64k coding continued

I'm making a steady, but very slow progress on "my" 64k intro. Over the last week I couldn't get over 13 kilobytes, so you can see that the progress is really slow. Not because I don't code anything, but all code increase was cancelled by data size optimizations.

So far coding and data design for small sizes is not that much pain at all. Just, well, code and, well, keep your data small :) We're only talking about the size of initial data, not the runtime size though.

A few obvious or new notes:
  • Code to construct a cylinder is more complex than the one to construct a sphere. That's what I expected. However, code to construct a box with multiple segments per side is the most complex of all!
  • Dropping last byte from floats is usually okay. And instant 25% save! For some of the numbers, I plan to switch to half-style float (2 bytes) if space becomes a concern.
  • Storing quaternions in 4 bytes (byte per component) is good. Actually, now that I think of it, it makes more sense to store three components at 10 bits each, and just store the sign of 4th component - better precision for the same size.
  • This intro literally has the most complex and most automated "art pipeline" of any demo/game I (directly) worked on! I've got maxscripts generating C++ sources, custom commandline tools preprocessing C++ sources (mostly floats packing - due to lack of maxscript functionality), lua scripts for batch-compiling HLSL shaders, "development code" generating .obj models for import back into max, etc. It's wacky, weird and cool!
  • Compiling HLSL in two steps (HLSL->asm and asm->bytecode) instead of direct (HLSL->bytecode) gets rid of the constant table, some copyright strings and hence is good. (thanks blackpawn!)
  • Getting FFD code to behave remotely similar to how 3dsmax does FFD is hard :)
The best thing so far is that I've got the music track from x_dynamics - it's already done in V2 synth, takes small amount of space and is really good. Now I "just" have to finish the intro...



Speculation: pipelining geometry shaders

A followup to the older "discussion" about how/why geometry shaders would be okay/slow:

The graphics hardware has been quite successful so far at hiding memory latencies (i.e. when sampling textures). It does so (according to my understanding) by having a looong pixel pipeline, where hundreds (or thousands) pixels might be at one or another processing stage. ATI talks about this in big letters (R520 dispatch processor) and speculations suggest that GeForceFX had something like that (article). I have no idea about the older cards, but presumably they did something similar as well.
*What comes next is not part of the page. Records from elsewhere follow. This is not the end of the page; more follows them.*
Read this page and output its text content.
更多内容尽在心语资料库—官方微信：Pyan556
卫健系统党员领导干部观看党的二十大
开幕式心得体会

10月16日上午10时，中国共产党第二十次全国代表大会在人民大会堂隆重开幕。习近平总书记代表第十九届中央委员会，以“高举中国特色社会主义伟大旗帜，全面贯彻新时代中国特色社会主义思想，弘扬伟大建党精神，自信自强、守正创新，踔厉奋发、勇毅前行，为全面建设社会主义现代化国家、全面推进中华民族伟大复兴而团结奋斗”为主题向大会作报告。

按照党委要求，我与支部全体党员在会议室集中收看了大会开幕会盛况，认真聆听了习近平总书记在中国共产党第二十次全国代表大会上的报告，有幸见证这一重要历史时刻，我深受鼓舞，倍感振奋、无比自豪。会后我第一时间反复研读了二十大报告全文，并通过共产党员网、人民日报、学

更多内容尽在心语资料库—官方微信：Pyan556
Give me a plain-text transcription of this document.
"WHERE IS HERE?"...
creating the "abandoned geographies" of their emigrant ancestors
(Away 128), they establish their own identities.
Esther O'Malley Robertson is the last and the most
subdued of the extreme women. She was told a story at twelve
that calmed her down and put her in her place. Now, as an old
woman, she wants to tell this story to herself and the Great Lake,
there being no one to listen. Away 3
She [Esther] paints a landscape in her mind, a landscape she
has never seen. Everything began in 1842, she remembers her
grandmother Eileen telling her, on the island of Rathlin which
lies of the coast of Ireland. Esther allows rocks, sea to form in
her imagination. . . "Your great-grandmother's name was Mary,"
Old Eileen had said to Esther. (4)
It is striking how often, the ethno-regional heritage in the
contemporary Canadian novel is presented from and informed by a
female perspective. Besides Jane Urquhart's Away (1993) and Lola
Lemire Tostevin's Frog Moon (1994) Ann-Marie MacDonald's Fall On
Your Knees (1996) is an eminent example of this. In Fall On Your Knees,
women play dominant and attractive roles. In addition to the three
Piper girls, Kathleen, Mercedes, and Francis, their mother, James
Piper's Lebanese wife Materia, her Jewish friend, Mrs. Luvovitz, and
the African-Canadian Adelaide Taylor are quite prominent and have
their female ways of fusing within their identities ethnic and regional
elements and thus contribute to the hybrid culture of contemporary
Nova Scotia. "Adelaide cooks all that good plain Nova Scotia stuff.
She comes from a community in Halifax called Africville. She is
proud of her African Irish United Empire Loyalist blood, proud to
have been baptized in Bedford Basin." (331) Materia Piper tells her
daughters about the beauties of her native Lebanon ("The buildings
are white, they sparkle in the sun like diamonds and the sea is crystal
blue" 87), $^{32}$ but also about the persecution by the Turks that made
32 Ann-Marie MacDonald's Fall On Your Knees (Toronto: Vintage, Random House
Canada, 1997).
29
I am not sure how the vertex texture fetches are pipelined - pretty slow performance on GeForce6/7 suggest that they aren't :) Probably vertex shaders in current cards operate in a simpler way - just fetch the vertices and run whole shaders on them (in contrast to pixel shaders, which seem to run just several instructions, then go to another pixels, return back, etc.).

With DX10, we have arbitrary memory fetches in any stage of the pipeline. Even the boundary between different fetch types is somewhat blurry (constant buffers vs. arbitrary buffers vs. textures) - perhaps they will differ only in bandwidth/latency (e.g. constant buffers live near the GPU while textures live in video memory).

So, with arbitrary memory fetches anywhere (and some of them being high latency), everything needs to have long pipelines (again, just my guess). This is all great, but the longer the pipeline, the worse it performs in non-friendly scenarios: pipeline flush is more expensive, drawing just a couple of "things" (primitives, vertices, pixels) is inefficient, etc.

I guess we'll just learn a new set of performance rules for tomorrow's hardware!

Back to GS pipelining: I imagine that the "slow" scenarios would be like this: vertices have shaders with dynamic branches or memory fetches differing vastly in execution lengths - so GS has to wait for all vertex shaders of the current primitive (optional: plus topology) to finish; and then each GS has dynamic branches or memory fetches, and outputs different number of primitives to the rasterizer. If I'd were hardware, I'd be scared :)



Reading DX10 docs...

Reading DirectX10 preview documentation right now (you know, it's released with Dec2005 SDK). It is pretty impressive, I must say! Seems like a huge leap forward. Back to reading!




(the lack of updates recently is because I have lots of stuff here going on)

I few weeks ago I was visiting OTEE and over the weekend we were jamming on a small game called Pakimono! The idea of the game was pretty cool - you're the naked guy and have to ruin tourists' photos :)

The whole experience was great. It was my first time using a Mac, first time working with Unity (their game development tool) etc. I coded&tuned most of the bullet-time character controller, where you drag your limbs with a mouse, trying to cover as much of the sight as possible.

The coding was a bit unusual - most of my coding life I was doing pretty low-level C++ programming. This time it was completely different - I'd setup "the game" directly in the editor, write some short C# scripts and boom! - everything works, without me having to worry about any of the low-level stuff. No recompiling or any of that stuff. Cool.

Ironically, I did not see the final Pakimono build yet. I left earlier than the others and do not have a Mac anywhere nearby. But the guys promised me a windows build!